Fast alle Aspekte des Dritten Reichs und des Holocausts sind im deutschen Fernsehen und Kino schon bearbeitet worden, allein die Gruppe der überlebenden Juden, die nach dem Krieg in Deutschland blieben, kam bislang kaum vor. Diese Lücke schließt nun Sam Garbarskis „Es war einmal in Deutschland“, der auf wahren Begebenheiten beruht, oft aber anmutet wie eine Groteske a la Lubitsch, zumindest im Ansatz.

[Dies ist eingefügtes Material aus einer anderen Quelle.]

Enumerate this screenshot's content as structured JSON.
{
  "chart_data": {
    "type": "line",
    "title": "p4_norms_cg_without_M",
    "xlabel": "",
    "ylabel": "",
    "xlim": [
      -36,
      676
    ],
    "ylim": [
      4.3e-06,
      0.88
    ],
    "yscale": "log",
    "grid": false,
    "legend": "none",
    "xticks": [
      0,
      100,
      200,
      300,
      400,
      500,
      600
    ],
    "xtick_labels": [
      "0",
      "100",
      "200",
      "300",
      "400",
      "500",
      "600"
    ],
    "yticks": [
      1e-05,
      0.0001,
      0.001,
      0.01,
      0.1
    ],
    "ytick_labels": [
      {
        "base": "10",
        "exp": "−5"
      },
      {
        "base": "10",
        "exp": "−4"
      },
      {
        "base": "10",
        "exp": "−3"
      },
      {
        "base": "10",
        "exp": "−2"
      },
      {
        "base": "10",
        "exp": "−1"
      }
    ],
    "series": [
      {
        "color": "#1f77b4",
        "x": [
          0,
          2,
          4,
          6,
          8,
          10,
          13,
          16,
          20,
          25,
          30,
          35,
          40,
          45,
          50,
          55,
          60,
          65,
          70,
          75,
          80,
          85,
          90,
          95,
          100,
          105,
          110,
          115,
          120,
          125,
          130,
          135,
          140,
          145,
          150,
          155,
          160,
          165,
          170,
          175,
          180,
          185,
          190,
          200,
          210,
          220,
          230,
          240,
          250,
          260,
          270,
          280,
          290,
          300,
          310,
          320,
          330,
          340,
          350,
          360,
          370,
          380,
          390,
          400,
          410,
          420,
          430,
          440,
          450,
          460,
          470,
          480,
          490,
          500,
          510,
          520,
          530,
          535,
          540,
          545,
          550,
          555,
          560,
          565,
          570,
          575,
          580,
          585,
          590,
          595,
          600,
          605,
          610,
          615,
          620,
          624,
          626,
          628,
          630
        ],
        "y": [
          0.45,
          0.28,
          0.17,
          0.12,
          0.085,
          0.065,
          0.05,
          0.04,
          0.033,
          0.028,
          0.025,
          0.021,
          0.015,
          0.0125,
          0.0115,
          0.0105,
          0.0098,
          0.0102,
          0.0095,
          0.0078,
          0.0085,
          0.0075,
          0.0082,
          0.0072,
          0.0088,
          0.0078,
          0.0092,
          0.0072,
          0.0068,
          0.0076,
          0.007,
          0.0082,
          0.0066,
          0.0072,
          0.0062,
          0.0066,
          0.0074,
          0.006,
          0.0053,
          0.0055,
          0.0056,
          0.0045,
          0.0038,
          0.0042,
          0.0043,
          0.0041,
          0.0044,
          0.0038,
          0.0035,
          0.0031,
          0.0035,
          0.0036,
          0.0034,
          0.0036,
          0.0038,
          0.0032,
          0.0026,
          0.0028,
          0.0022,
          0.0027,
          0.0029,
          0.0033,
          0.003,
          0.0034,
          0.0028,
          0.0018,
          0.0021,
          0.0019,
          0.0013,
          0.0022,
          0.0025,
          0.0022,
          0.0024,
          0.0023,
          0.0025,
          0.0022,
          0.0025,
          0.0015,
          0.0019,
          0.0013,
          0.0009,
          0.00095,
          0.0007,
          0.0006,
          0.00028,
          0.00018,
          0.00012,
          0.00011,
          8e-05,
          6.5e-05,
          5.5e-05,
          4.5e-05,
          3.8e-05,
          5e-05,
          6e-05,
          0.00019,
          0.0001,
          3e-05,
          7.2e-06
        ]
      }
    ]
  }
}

Es wirkt wie ein Konzentrationslager, die typischen Baracken, der Zaun, doch über dem Tor verrät ein Davidstern, dass der Krieg vorbei ist, das Lager umfunktioniert wurde: Durchgangslager ist es nun, in der Nähe von Frankfurt gelegen, und dient als Auffangbecken für die jüdischen Überlebenden der Vernichtungslager. Einer von ihnen ist David Bermann (Moritz Bleibtreu), der ein gutes Jahr nach Kriegsende wieder auf dem Weg nach oben ist. Vor dem Krieg führten seine Brüder und er ein großes Wäschehaus in Frankfurt, nun plant Bermann feinste Laken und weichste Handtücher bei der deutschen Hausfrau loszuwerden, um sein großes Ziel zu verwirklichen: nach Amerika zu emigrieren.
 
Doch es gibt ein Problem: Die amerikanische Besatzungsmacht verweigert David eine Lizenz, er wird der Kollaboration verdächtigt. Die amerikanische Offizierin Sara Simon (Antje Traue) bestellt David regelmäßig zu sich, wo er von seinem Schicksal berichtet. Schier unglaublich hört sich die Geschichte an, wie ein Märchen aus 1001 Nacht, aber im Geschichtenerzählen ist David auch groß. Gemeinsam mit seinen Kompagnons fährt er durch die hessische Pampa und dreht den Deutschen Laken an. Auch vor dem Druck auf die Tränendrüse scheut sich die Drückerbrigade nicht: Aus den Schuldgefühlen der Deutschen lässt sich ebenso Profit schlagen wie aus der Trauer darum, dass es mit dem Führer dann doch nicht so geklappt hat.
 
Würde man es nicht besser wissen, könnte man Sam Garbarskis Film vorwerfen, antisemitische Stereotype zu bestätigen: windige Geschäftemacher sind die jüdischen Drücker, haben stets den Profit im Sinn und sich auch im Konzentrationslager einiges zu Schulde kommen lassen, um zu überleben. Mehrmals betont David zwar „Hitler ist tot – Wir haben überlebt!“ doch ganz so einfach ist es nicht. In vielen Erinnerungen von Überlebenden der Lager ist davon die Rede, wie unmenschlich man sich oft verhalten musste, um seine eigene Haut zu retten, wie wenig Platz an diesem ohnehin unmenschlichen Ort für ein bisschen Menschlichkeit war.
 
Oft  mutet „Es war einmal in Deutschland“ zwar wie eine etwas verunglückte Groteske an, wie ein schief geratener Versuch, den Lubitsch-Touch in die Gegenwart zu übertragen. Doch immer dann, wenn die Melancholie des Überlebens in den Vordergrund der Geschichte gerät, gewinnt der Film an Kraft. Dann findet Garbarski überzeugende Bilder für die wechselvollen Emotionen, die die jüdischen Überlebenden im Land der Täter wohl empfunden haben. Glücklich, noch am Leben zu sein, gezwungen, mit Deutschen, die meist von all dem nichts gewusst haben wollten, als Nachbarn zu leben, und doch voller Schuldgefühle für all die anderen Juden, Freunde und Verwandte, die nicht überlebten.